Kebudayaan Causa materialis kedua Pancasila adalah budaya atau kebudayaan bangsa. Dari segi
etimologisnya; kata "Kebudayaan" berasal dari kata Sanskerta budhayah, ialah bentuk jamak
dari budhi yang berarti "budi" atau "akal". Demikian, kebudayaan itu dapat diartikan "hal-hal
yang bersangkutan dengan budi dan akal" (Koentjaraningrat, 1974: 19). Mengikuti arti
etimologis kebudayaan, ternyata kebudayaan sangat luas aspeknya. Kebudayaan merupakan
hasil dari akal budi, dengan demikian keseluruhan hasil akal manusia, seperti ilmu, teknologi,
ekonomi dan lain-lain termasuk kebudayaan. Seiring dengan itu, JWM Bakker dalam mencari
definisi kebudayaan menyatakan sekurang-kurangnya terdapat tujuh kategori arti kebudayaan,
masing-masing sebagai berikut.
a) Ahli sosiologi mengerti kebudayaan keseluruhan kecakapan (adat, akhlak, kesenian, ilmu, dan
lain-lain) yang dimiliki manusia sebagai subjek masyarakat.
b) Ahli Sejarah menekankan pertumbuhan kebudayaan dan mendefinisikan sebagai warisan
sosial atau tradisi.
c) Ahli Filsafat menekankan aspek normatif, kaidah kebudayaan dan terutama pembinaan nilai
dan realisasi cita-cita.
d) Antropologi melihat kebudayaan sebagai tata hidup, way of life, kelakuan.
e) Psikologi mendekati kebudayaan dari segi penyesuaian (adjustment) manusia kepada alam
sekelilingnya, kepada syarat hidup (Bakker, 1984: 27-28). Dari berbagai pengertian di atas, dapat
disimpulkan. Pertama, kebudayaan merupakan hasil olahan akal manusia tentang alam ini.
Dalam arti ini, maka setiap produk akal manusia disebut kebudayaan seperti ilmu, teknologi,
ekonomi, seni, dan lain-lainnya. Kedua, pengertian kebudayaan dapat ditinjau dari berbagai
disiplin ilmu, tergantung dari segi mana kebudayaan tersebut dilihat. Dengan demikian,
pengertian tersebut belum dapat memberikan gambaran kepada kita tentang kebudayaan
daerah yang diangkat menjadi sila-sila Pancasila. Untuk itu perlu dilihat aspek lain dari
kebudayaan, yang merupakan unsur kebudayaan.
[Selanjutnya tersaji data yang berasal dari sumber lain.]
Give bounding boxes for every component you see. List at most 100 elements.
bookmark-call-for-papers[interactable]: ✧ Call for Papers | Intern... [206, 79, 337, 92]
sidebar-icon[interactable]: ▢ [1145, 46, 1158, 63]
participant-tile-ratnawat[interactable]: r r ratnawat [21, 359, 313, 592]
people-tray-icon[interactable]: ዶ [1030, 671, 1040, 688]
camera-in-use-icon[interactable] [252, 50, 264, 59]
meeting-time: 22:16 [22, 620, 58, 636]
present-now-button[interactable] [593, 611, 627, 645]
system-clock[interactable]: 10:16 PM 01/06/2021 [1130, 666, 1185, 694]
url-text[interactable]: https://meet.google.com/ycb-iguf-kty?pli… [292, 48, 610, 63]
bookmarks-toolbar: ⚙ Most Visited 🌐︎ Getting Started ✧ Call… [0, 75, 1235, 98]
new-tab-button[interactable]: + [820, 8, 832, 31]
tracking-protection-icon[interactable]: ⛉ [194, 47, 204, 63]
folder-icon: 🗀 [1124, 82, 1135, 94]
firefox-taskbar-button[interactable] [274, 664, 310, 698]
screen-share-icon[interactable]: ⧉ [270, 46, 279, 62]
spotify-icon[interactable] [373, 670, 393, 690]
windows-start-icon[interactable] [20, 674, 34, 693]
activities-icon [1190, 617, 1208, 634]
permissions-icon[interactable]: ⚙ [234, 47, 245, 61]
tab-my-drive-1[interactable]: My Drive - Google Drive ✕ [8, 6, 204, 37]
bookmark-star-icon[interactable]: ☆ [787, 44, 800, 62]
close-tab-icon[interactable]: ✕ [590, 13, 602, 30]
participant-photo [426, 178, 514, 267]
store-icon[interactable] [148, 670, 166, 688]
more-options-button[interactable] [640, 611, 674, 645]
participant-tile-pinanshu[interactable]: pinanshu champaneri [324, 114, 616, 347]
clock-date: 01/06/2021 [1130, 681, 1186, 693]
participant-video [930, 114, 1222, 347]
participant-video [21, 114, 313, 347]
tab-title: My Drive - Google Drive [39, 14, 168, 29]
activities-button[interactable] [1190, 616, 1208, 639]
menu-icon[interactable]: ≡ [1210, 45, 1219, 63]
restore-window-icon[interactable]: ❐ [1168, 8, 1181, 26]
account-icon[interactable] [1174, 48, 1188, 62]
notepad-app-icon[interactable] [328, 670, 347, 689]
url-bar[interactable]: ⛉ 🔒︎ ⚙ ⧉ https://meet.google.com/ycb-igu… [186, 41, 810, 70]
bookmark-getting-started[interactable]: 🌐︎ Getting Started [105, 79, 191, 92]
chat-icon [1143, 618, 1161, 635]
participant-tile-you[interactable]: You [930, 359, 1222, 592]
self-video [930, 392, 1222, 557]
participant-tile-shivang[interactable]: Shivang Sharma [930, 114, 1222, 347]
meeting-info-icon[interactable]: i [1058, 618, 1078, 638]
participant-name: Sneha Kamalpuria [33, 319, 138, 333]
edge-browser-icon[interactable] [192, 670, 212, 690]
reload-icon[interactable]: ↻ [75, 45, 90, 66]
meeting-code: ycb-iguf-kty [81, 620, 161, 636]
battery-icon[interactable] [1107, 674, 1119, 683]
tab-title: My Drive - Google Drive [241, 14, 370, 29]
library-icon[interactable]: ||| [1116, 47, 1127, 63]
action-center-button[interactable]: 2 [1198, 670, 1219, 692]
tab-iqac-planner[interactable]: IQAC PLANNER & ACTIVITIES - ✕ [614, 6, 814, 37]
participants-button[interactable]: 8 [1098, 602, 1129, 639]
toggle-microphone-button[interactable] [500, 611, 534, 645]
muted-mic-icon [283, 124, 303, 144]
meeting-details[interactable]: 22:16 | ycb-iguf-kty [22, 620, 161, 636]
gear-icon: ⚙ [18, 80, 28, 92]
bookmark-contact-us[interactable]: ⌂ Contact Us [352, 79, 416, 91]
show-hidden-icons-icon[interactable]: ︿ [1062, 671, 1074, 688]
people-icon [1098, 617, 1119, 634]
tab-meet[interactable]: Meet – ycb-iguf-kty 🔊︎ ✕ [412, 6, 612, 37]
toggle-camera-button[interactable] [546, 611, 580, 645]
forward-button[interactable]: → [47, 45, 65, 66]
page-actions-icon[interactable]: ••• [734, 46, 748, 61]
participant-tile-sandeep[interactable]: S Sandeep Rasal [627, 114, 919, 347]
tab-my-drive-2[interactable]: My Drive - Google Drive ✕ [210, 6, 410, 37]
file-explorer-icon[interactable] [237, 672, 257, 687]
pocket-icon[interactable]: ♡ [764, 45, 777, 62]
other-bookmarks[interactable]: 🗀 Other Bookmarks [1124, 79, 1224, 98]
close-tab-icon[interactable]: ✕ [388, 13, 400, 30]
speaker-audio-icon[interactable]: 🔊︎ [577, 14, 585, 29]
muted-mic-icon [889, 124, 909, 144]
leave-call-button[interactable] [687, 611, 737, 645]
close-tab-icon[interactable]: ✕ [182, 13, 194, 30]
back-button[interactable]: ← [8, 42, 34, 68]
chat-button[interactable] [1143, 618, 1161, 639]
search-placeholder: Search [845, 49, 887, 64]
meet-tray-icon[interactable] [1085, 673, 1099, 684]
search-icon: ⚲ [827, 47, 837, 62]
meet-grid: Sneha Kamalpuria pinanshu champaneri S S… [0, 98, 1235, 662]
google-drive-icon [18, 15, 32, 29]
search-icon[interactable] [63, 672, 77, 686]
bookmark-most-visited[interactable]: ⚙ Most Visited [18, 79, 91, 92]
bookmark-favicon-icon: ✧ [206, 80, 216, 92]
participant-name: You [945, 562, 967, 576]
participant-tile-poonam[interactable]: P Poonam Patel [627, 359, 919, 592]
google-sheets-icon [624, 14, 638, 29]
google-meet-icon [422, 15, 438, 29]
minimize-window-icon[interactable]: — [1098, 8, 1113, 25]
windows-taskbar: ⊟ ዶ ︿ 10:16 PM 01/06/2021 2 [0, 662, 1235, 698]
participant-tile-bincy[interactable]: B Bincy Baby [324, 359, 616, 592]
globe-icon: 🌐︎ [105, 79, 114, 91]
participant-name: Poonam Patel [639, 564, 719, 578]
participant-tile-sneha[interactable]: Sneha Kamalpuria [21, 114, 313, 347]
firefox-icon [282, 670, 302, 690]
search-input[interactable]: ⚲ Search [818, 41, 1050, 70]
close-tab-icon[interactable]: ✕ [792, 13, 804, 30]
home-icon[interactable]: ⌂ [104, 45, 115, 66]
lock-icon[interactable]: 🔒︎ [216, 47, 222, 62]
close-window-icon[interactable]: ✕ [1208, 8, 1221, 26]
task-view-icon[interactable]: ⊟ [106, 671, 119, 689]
Mengutip pendapat B. Malinowski,
kebudayaan di dunia mempunyai tujuh unsur universal, yaitu:
(1) Bahasa,
(2) Sistem teknologi,
(3) Sistem mata pencaharian,
(4) Organisasi sosial,
(5) Sistem pengetahuan,
(6) Religi,
(7). Kesenian

3. 1. Penerapan Sila Ketuhanan Yang Maha Esa

Bintang emas merupakan simbol sila pertama dalam pancasila berbunyi "Ketuhanan Yang Maha
Esa". Sila pertama sangat mengutamakan aspek ketuhanan dalam setiap segi kehidupan kita.
Berikut ini contoh penerapan Pancasila, khususnya sila Ketuhanan yang Maha Esa, dalam
kehidupan sehari-hari:
1. Memiliki satu agama dan menjalankan peribadatan dari agama tersebut. Kepemilikan terhadap
agama tersebut harus diikuti dengan ketakwaan pada Tuhan.
2. Menjalankan agama dengan tetap memperhatikan kondisi di sekitar dan tidak mengganggu
ketertiban dan keamanan di tengah masyarakat.
3. Menjaga toleransi atau saling hormat menghormati di antara umat beragama agar tercapai
kedamaian dan kenyamanan bersama.
4. Saling bekerja sama antarumat beragama dalam hal yang bersifat memajukan kepentingan
umum, misalnya kerja bakti atau gotong royong di desa.
5. Tidak memaksa seseorang untuk menganut agama tertentu karena sesuai UUD 1945, setiap
orang berhak untuk memilih dan memeluk agama sesuai dengan apa yang dikehendakinya.
2. Penerapan Sila Kemanusiaan yang Adil dan Beradab

Rantai emas menjadi lambang dari sila kedua yang berbunyi "Kemanusiaan yang adil dan
beradab". Sila kemanusiaan yang adil dan beradab mewakili keinginan Bangsa Indonesia untuk
berada di posisi setara dengan bangsa-bangsa lain di dunia ini.
Di bawah ini beberapa contoh penerapan Pancasila sila kemanusiaan yang adil dan beradab:
1. Menghargai perbedaan di tengah masyarakat yang terdiri dari banyak suku, agama, ras, dan
adat istiadat.
2. Senantiasa menjaga adab atau kesopanan, kehalusan, dan kebaikan budi pekerti kita dalam
berbagai kondisi.
3. Tidak melakukan diskriminasi pada siapa pun. Diskriminasi yang dimaksud ialah membeda-
bedakan sesama warga negara, baik perbedaan karena tingkat pendidikan, kondisi ekonomi, dan
lain sebagainya.
4. Berani untuk menyampaikan kebenaran dan menegur kesalahan seseorang sesuai dengan adab
yang berlaku di tengah masyarakat.
5. Menjaga keseimbangan dalam hal pelaksanaan hak dan kewajiban. Jangan sampai hak dan
kewajiban kita mencederai hak dan kewajiban orang lain.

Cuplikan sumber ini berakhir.